Reduction of Urea Generation and Muscle Protein Degradation by Adrenalectomy in Acutely Uremic Rats

The effect of adrenalectomy on the enhanced protein degradation in acute uremia was investigated. Therefore, serum urea nitrogen, urea N appearance and Nt-methylhistidine were followed in bilaterally nephrectomized rats. At 48 h after induction of uremia the animals displayed serum urea nitrogen levels of 223 ± 9.5 mg/dl as compared to 26.0 ± 1.0 mg/dl in sham-treated rats. This increment was significantly attenuated in acutely uremic, adrenalectomized animals (176 ± 6.0 mg/dl). When these rats were substituted with corticosterone (5 mg/kg body weight), serum urea nitrogen readily increased to levels of acutely uremic animals with intact adrenal glands (225 ± 6.0 mg/dl).
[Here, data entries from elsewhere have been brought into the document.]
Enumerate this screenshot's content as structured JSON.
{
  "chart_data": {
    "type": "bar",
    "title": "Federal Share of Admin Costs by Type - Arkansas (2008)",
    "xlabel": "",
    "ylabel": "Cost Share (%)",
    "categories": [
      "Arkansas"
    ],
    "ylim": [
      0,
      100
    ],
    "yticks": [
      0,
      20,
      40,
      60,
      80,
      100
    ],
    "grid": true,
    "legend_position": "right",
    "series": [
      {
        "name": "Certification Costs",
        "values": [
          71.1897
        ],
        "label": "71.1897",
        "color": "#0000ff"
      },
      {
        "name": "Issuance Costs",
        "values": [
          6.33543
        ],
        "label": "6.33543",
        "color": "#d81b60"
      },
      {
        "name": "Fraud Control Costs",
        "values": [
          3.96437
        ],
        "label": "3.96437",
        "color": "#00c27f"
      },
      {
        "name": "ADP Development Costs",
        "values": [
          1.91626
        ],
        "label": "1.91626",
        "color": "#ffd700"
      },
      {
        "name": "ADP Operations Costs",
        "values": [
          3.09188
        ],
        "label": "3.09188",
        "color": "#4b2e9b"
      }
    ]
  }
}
The net generation of urea, as determined by the urea N appearance, was significantly increased during acute uremia (370 ± 26 mg/48 h) as compared to SHAM animals (220 ± 15 mg/48 h). This increment of urea formation could almost be completely reversed by simultaneous adrenalectomy (238 ± 20 mg/48 h). When these rats were substituted with corticosterone, the urea N appearance rebounded to values quite comparable to acutely uremic rats with intact adrenal glands (363 ± 30 mg/48 h). To determine whether skeletal muscle proteins might serve as a source for the enhanced protein degradation in acute uremia, plasma levels of N’-methylhistidine were measured. Bilaterally nephrectomized rats had Nt-methylhistidine values of 9.6 ± 1.0 μg/ml. In acutely uremic rats without adrenal glands, Nt-methylhistidine levels were found to be significantly decreased (6.0 ± 0.4 μg/ml). Substitution of corticosterone in these animals caused a remarkable rebound of Nt-methylhistidine values (9.2 ± 0.9 μg/ml). These results establish the capability of glucocorticoids to enhance protein degradation in acutely uremic rats. Moreover, this seems to be primarily brought about by an increment in myofibrillar protein breakdown.